//

Gue Bukan Aing

Dibaca normal 3 menit
3

Sebuah masa, seperti halnya sebuah tempat, tentu punya bahasa sendiri.  Kata nyokap dan bokap lahir dari bahasa prokem yang punya kaidah menyisipkan “ok” sambil membuang bagian akhir kata. Prokem sendiri adalah arti dari kata preman. Menurut masanya, bahasa gaul ini lahir kisaran tahun 70-an.

Belakangan, di mana arus informasi begitu cepat, istilah-istilah baru pun bermunculan dalam keseharian kita. Media sosial banyak sekali menyumbangkan bahasa baru dalam percakapan verbal. Walau sebagian besar tidak sesuai dengan kaidah bahasa Indonesia yang baku dan terkadang salah kaprah.

Ciri utama yang mudah dikenali adalah penghilangan fenom pada sebuah kata, penambahan onomatope, atau bisa berupa singkatan, misalnya yang lagi ngehits: leh uga (boleh juga), warbyasa (luar biasa), atau baper sebagai akronim dari bawa perasaan.

Selain itu ada juga yang menyadur dari frasa yang ditempatkan menjadi sebuah argumen, yang menurut saya agak ngawur.

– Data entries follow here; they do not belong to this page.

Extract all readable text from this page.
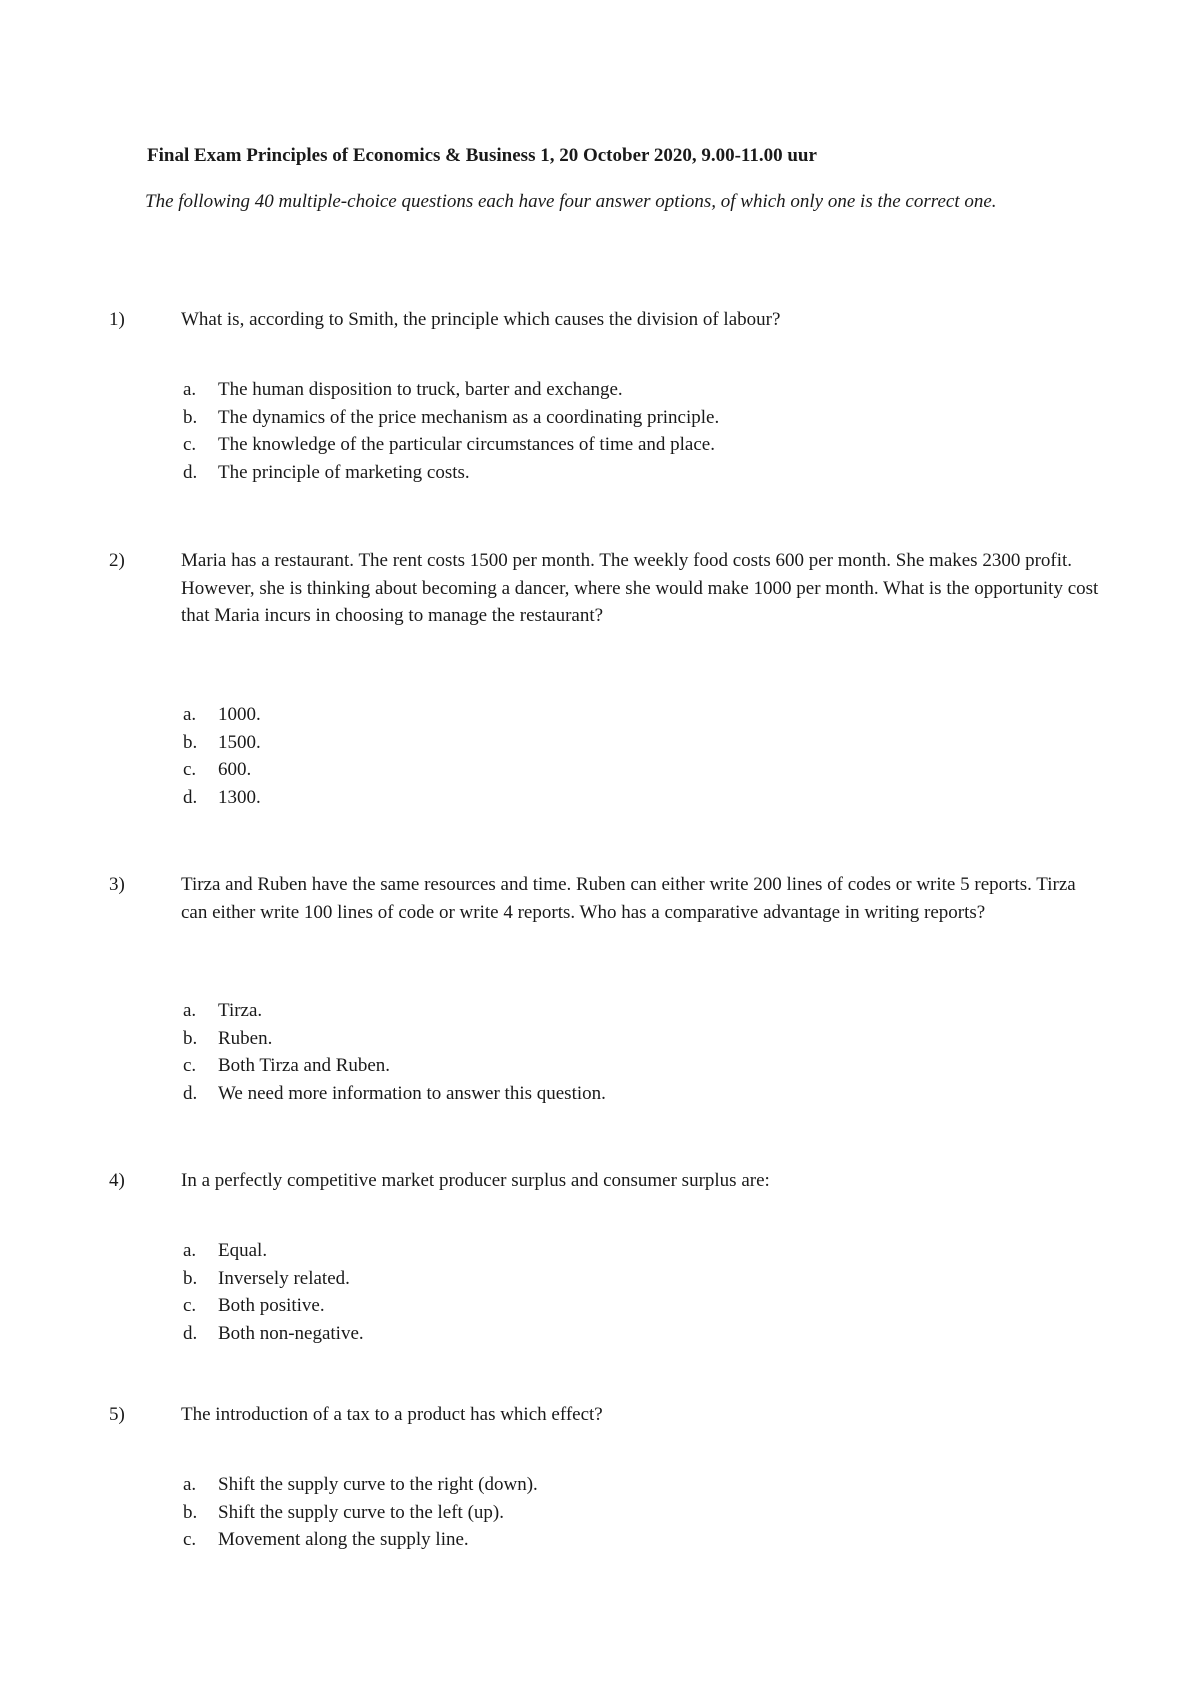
Final Exam Principles of Economics & Business 1, 20 October 2020, 9.00-11.00 uur
The following 40 multiple-choice questions each have four answer options, of which only one is the correct one.
1)	What is, according to Smith, the principle which causes the division of labour?
a. The human disposition to truck, barter and exchange.
b. The dynamics of the price mechanism as a coordinating principle.
c. The knowledge of the particular circumstances of time and place.
d. The principle of marketing costs.
2)	Maria has a restaurant. The rent costs 1500 per month. The weekly food costs 600 per month. She makes 2300 profit. However, she is thinking about becoming a dancer, where she would make 1000 per month. What is the opportunity cost that Maria incurs in choosing to manage the restaurant?
a. 1000.
b. 1500.
c. 600.
d. 1300.
3)	Tirza and Ruben have the same resources and time. Ruben can either write 200 lines of codes or write 5 reports. Tirza can either write 100 lines of code or write 4 reports. Who has a comparative advantage in writing reports?
a. Tirza.
b. Ruben.
c. Both Tirza and Ruben.
d. We need more information to answer this question.
4)	In a perfectly competitive market producer surplus and consumer surplus are:
a. Equal.
b. Inversely related.
c. Both positive.
d. Both non-negative.
5)	The introduction of a tax to a product has which effect?
a. Shift the supply curve to the right (down).
b. Shift the supply curve to the left (up).
c. Movement along the supply line.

Seorang teman kerap mengatakan kalau ia sering dibilang, “Lu kenapa sih? Lagi PMS ya? ” kalau sedang mengkritik pacarnya, -tentu saja perempuan, padahal jelas-jelas kawan saya itu seorang perjaka, kok bisa PMS? Atau saya suka heran dengan penempatan “Kurang Piknik” untuk menjatuhkan lawan yang berbeda pendapat. Padahal jika ditelusuri, ungkapan tersebut ditujukan buat mereka yang sering marah-marah, mudah tersinggung, atau untuk menunjukan hal yang dianggap kurang santai.

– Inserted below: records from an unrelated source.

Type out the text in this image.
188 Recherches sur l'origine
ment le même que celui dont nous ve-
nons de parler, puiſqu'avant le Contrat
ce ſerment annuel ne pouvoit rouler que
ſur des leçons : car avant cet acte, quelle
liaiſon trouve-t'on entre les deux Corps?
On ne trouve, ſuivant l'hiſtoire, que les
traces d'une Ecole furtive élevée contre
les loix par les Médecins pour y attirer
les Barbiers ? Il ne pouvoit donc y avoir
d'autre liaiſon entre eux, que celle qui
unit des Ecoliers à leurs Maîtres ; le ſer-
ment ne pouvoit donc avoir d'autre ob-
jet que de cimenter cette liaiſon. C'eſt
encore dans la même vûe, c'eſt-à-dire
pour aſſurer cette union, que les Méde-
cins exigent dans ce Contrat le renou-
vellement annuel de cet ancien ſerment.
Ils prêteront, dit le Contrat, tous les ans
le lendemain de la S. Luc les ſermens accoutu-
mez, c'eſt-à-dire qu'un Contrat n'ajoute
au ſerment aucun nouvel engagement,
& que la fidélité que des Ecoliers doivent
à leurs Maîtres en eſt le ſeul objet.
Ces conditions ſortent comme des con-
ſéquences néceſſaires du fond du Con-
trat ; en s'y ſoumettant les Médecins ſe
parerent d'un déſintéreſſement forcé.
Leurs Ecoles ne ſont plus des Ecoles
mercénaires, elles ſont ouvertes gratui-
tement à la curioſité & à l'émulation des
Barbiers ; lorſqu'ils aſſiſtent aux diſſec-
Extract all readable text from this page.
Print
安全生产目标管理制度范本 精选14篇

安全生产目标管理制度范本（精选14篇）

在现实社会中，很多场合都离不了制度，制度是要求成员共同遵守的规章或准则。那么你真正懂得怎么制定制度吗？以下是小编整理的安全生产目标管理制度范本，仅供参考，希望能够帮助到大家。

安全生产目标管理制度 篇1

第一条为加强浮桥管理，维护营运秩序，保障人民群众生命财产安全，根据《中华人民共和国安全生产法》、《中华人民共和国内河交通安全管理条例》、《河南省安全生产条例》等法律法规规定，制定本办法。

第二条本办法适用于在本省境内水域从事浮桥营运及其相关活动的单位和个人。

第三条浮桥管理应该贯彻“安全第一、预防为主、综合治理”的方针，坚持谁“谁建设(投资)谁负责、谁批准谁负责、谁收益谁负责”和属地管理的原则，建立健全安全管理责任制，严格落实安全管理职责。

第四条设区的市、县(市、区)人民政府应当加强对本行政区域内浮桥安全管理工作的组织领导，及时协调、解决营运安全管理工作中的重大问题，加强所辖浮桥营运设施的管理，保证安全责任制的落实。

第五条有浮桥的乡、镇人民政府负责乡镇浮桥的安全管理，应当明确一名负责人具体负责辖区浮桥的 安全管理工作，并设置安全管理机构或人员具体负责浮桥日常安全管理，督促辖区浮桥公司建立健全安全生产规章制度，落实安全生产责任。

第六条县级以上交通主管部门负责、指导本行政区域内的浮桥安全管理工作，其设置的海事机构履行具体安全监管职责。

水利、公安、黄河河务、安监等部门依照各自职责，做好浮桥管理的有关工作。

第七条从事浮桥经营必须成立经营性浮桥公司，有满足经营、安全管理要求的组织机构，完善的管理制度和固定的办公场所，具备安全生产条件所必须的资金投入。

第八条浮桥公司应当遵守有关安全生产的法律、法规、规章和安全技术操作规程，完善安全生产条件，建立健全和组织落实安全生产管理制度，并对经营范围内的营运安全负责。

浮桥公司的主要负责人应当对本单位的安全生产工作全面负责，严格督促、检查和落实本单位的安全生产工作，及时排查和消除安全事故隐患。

Bagaimana mengatakan orang lain tidak santai, kalau menempatkan istilahnya pun dengan cara yang tidak santai pula.

Ternyata mempelajari bahasa sendiri susahnya minta ampun.

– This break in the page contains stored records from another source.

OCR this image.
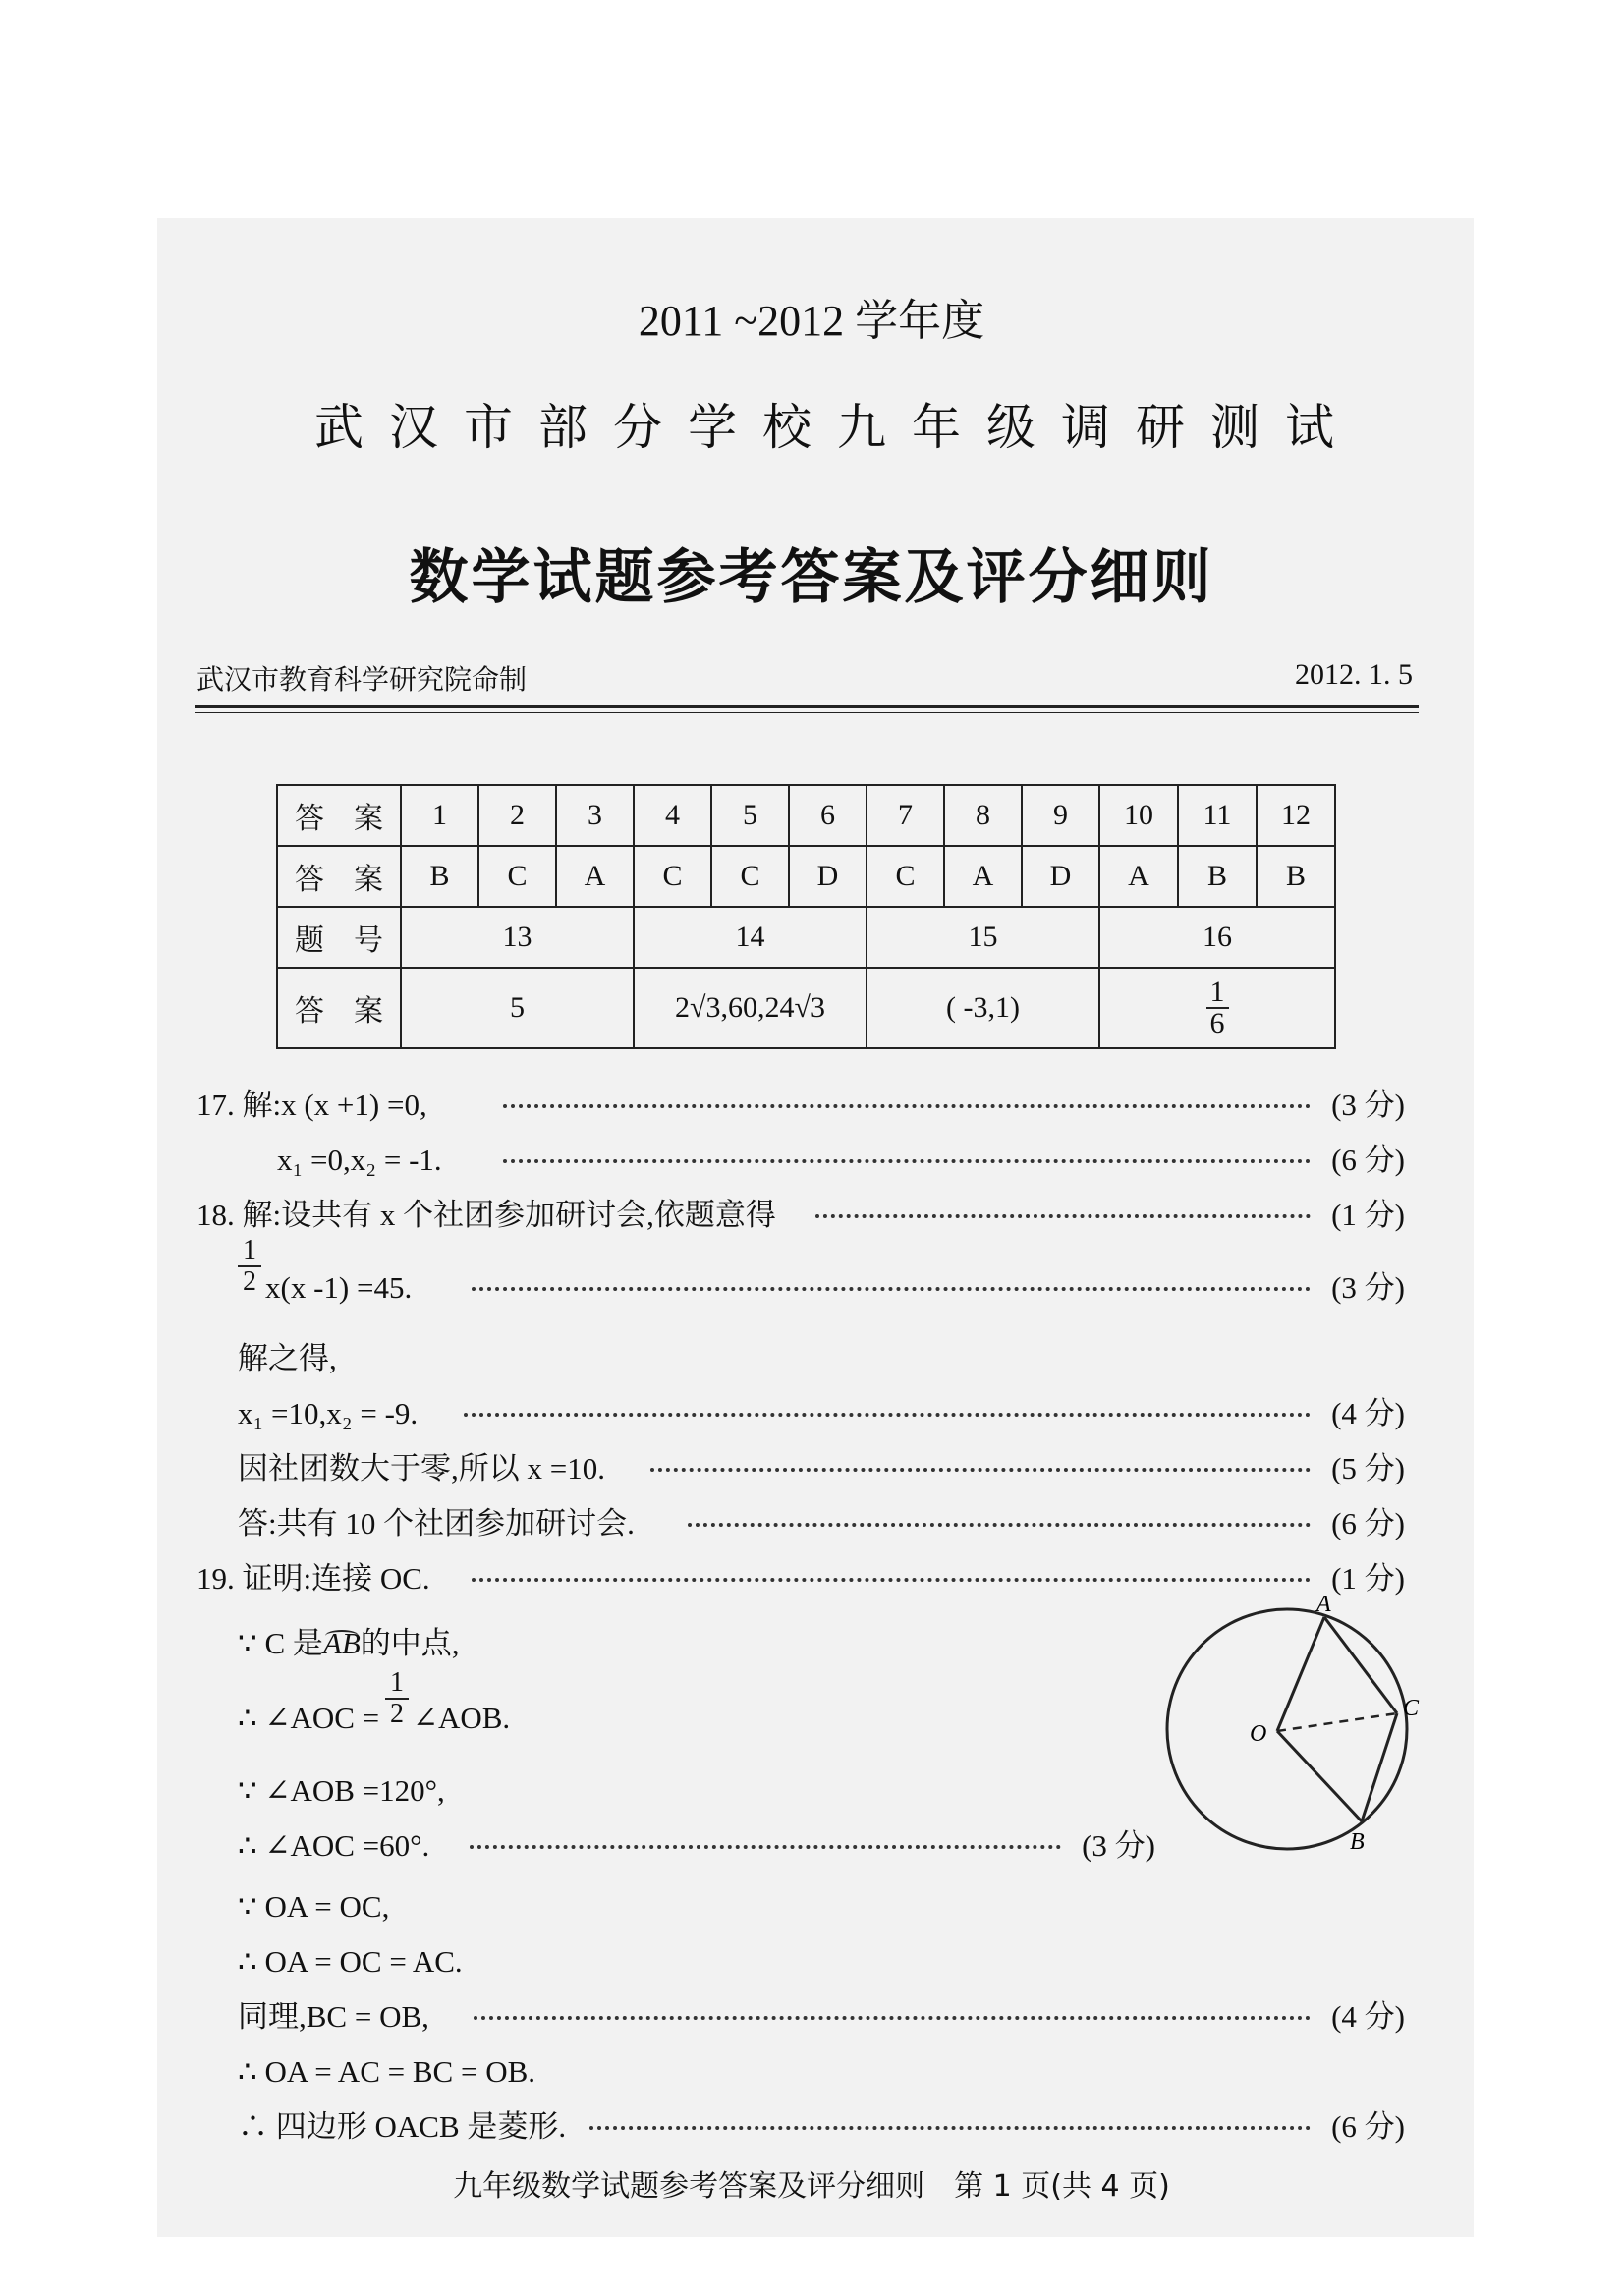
2011 ~2012 学年度
武汉市部分学校九年级调研测试
数学试题参考答案及评分细则
武汉市教育科学研究院命制	2012. 1. 5
答　案	1	2	3	4	5	6	7	8	9	10	11	12
答　案	B	C	A	C	C	D	C	A	D	A	B	B
题　号	13			14			15			16		
答　案	5			2√3,60,24√3			( -3,1)			$\frac{1}{6}$
17. 解:x (x +1) =0,	(3 分)
x₁ =0,x₂ = -1.	(6 分)
18. 解:设共有 x 个社团参加研讨会,依题意得	(1 分)
$\frac{1}{2} x(x$ -1) =45.	(3 分)
解之得,
x₁ =10,x₂ = -9.	(4 分)
因社团数大于零,所以 x =10.	(5 分)
答:共有 10 个社团参加研讨会.	(6 分)
19. 证明:连接 OC.	(1 分)
∵ C 是
AB的中点,
∴ ∠AOC = $\frac{1}{2}$ ∠AOB.
∵ ∠AOB =120°,
∴ ∠AOC =60°.	(3 分)
∵ OA = OC,
∴ OA = OC = AC.
同理,BC = OB,	(4 分)
∴ OA = AC = BC = OB.
∴ 四边形 OACB 是菱形.	(6 分)
A
C
B
O
九年级数学试题参考答案及评分细则　第 1 页(共 4 页)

Beberapa tahun lalu, atasan saya di kantor yang lama pernah menerapkan aturan dilarang menggunakan “Elu Gue” dalam obrolan di lingkungan kerja. Saya yang seumur-umur jarang menggunakan kata “aku” merasa geli ketika harus berbicara “Aku Kamu” kepada teman yang sehari-hari biasa minum kopi dan merokok bareng.

Syukurlah aturan itu dihilangkan dengan alasan yang pada akhirnya atasan saya pun gelinya ampun-ampunan. Bayangkan saja ketika saya biasa menanyakan, “Ed, elu udah makan siang belum?” pada sosok Edi yang tidak kemayu itu, harus diganti dengan, “Hai, Edi. Kamu sudah makan siang belum? Barengan sama aku, yuk!”

Sebuah tempat punya bahasa sendiri. Di bilangan kampus UI, ada sebuah coretan yang menggambarkan kalau di daerah tersebut terdapat kelompok suporter sepak bola. Bunyi tulisannya begini, “GUE BUKAN AING” dengan warna tulisan oren. Tak jauh dari sana, tulisan nama sebuah klub ibukota pun terpampang jelas dekat sebuah rental Play Station. Mulanya tidak ada niatan menelisik lebih jauh menghubungkan dua coretan tersebut.

Uniknya, banyak pula penduduk asal Tasikmalaya, Kuningan, Bandung, dan Garut yang kesehariannya akrab dengan kata “Aing”. Mereka berprofesi menjadi tukang cukur, pedagang warung makan, penjual warung kopi, dan jajanan pinggiran. Dalam hal seperti ini, ternyata bahasa atau tulisan sudah berwujud menjadi sebuah identitas dan kebanggaan. Masing-masing menunjukan eksistensi dengan caranya sendiri.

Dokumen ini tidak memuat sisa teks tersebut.